Monólogo para seu ego

Olhava-se no espelho do banheiro de um barzinho qualquer, desses que é pouco movimentado qualquer dia do ano, aquela sua cara embriagada e o rosto manchado com o preto da maquiagem que borrara denunciava que ela andou chorando. De volta à mesa do bar, bebia mais uma dose de uísque, não sabia de quantas, era sempre mais uma que perdeu a conta. Em seus momentos lúcidos observava um rapaz pagando uma bebida para uma jovem que acabara de conhecer, invejava os sorrisos que aquela pouca intimidade conseguia arrancar.

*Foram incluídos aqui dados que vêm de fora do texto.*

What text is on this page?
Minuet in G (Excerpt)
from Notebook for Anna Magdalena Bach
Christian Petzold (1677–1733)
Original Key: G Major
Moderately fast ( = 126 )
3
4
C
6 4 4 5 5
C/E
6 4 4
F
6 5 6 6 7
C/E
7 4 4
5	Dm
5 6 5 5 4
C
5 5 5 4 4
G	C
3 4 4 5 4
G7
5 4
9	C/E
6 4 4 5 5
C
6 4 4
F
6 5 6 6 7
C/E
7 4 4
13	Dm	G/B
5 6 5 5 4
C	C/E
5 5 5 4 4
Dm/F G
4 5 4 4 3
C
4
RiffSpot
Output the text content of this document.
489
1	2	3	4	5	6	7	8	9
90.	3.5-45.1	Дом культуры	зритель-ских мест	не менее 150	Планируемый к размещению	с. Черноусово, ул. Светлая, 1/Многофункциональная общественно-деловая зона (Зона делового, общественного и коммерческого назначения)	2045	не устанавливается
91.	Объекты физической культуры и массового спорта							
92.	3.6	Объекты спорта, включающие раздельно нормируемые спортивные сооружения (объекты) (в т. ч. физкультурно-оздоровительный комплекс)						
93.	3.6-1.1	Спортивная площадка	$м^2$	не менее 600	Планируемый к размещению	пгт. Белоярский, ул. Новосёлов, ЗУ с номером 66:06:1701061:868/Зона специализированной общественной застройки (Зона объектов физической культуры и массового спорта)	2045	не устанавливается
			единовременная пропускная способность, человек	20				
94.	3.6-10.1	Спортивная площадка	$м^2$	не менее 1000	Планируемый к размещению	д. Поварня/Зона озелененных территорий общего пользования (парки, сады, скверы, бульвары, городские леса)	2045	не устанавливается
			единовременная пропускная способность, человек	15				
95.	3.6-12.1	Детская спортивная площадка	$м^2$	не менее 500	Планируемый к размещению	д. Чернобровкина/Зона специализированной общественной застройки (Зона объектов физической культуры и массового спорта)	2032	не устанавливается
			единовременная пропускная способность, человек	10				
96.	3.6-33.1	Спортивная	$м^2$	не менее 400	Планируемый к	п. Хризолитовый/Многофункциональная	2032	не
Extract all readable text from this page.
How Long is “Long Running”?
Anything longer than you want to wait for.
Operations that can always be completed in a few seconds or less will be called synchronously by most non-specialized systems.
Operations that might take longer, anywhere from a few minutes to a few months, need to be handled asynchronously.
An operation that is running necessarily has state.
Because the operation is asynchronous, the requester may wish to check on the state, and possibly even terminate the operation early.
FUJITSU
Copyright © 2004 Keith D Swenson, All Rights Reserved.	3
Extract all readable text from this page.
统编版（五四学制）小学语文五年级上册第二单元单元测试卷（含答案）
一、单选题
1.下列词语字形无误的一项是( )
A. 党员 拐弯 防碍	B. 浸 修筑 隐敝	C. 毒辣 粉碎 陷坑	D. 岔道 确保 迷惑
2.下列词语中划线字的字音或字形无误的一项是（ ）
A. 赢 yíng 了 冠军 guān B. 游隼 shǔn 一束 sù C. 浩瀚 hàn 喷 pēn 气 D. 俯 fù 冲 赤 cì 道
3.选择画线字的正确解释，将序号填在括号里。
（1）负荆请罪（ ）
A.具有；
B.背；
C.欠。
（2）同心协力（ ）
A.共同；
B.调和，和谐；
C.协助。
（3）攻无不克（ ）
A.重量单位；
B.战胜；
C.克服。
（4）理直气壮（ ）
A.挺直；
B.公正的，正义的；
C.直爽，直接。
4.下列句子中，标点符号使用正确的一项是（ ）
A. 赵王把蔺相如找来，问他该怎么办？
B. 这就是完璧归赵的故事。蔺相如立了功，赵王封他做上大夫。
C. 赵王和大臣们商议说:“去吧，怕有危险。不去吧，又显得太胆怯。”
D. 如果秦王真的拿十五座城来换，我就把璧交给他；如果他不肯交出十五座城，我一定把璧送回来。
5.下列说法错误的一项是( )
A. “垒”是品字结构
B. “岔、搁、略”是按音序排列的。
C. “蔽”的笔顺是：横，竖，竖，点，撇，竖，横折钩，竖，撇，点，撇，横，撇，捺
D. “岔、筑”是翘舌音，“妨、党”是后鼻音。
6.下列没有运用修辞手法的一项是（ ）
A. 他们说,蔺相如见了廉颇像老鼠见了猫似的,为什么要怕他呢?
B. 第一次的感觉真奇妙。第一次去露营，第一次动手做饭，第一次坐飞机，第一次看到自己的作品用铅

-Estúpidos – ria consigo mesma.

O fim era, para ela, mais perceptível que o inicio, porque não existe “Era uma vez” estampada na pessoa que vai criar contigo uma nova história e quando você se dá conta, a história já está acontecendo. Mas o fim é tão preciso, pois é tão familiar. Ela sabia, porém, que aquela cena se repetiria, mas com emoções opostas. Acendeu um de seus cigarros. Aquela mulher, cobiçada, desejada, que agora rir com tão pouco, ainda irá chorar com toda essa indiferença.

O barman analisava aquela linda mulher já desgastada do excesso de álcool.

- Primeiro meros desconhecidos que o acaso dará um jeito de apresentá-los. Tornar-se-ão amigos quando começarem a conversar, e adorarão sentirem-se meio próximos, ir para as festas juntos. Entretanto não conhecerão as verdades da vida do outro, mas isso não será, de fato, um incômodo, não farão questão de saber o que o entristece, não há o desejo de cuidar e nem o de sentir-se desejado- Deu um trago.

- Mas aí eles vão começar a se envolver, um será a vida do outro. Apaixonar-se-ão. Então serão confidentes, haverá uma vontade mútua de fazer bem ao outro, de conhecer seus medos e secar suas lágrimas sempre que insistirem em cair. Um acabará magoando o outro por um jeito desajeitado de cuidar. Mas tudo bem, porque se perdoarão por medo de perder o outro - conteve uma lágrima e tragou seu cigarro.

- De repente eles começam a parar de se falar, a parar de telefonarem... – Soprou a fumaça em um jato e prosseguiu com o seu monólogo destinado ao seu ego – Aí essa indiferença agora incomoda, faz mal. Antes não era ruim porque não tinham provado da confiança, não conheciam o sabor do amor. Sabe qual é mesmo o problema do amor? É que ele é tão doce que tudo o que você prova depois dele tem um gosto azedo.

Uma pausa, um trago, o sopro e outra tragada.

- Termina igualzinho a como começou. Entretanto, depois que você vive uma relação mais profunda, voltar à superficialidade de dois conhecidos machuca, porque é um tanto ruim perder algo ou alguém que requereu tanto esforço para se conquistar. Mas no primeiro momento, você ainda não passou por nenhuma dessas experiências, e o pouco parece muito, o superficial é o ápice da relação.

O barulho do choque de duas bolas de sinuca ecoou pelo salão. A mulher deu uma ultima tragada e apagou seu cigarro. Deixou o dinheiro sobre a mesa do bar e saiu. Um dos jogadores de sinuca observou a mulher saindo do bar com as sandálias em uma das mãos e a outra se mostrava erguida a chamar um táxi, que partira com a figura que fez a vida daquele barman ter um outro sentido.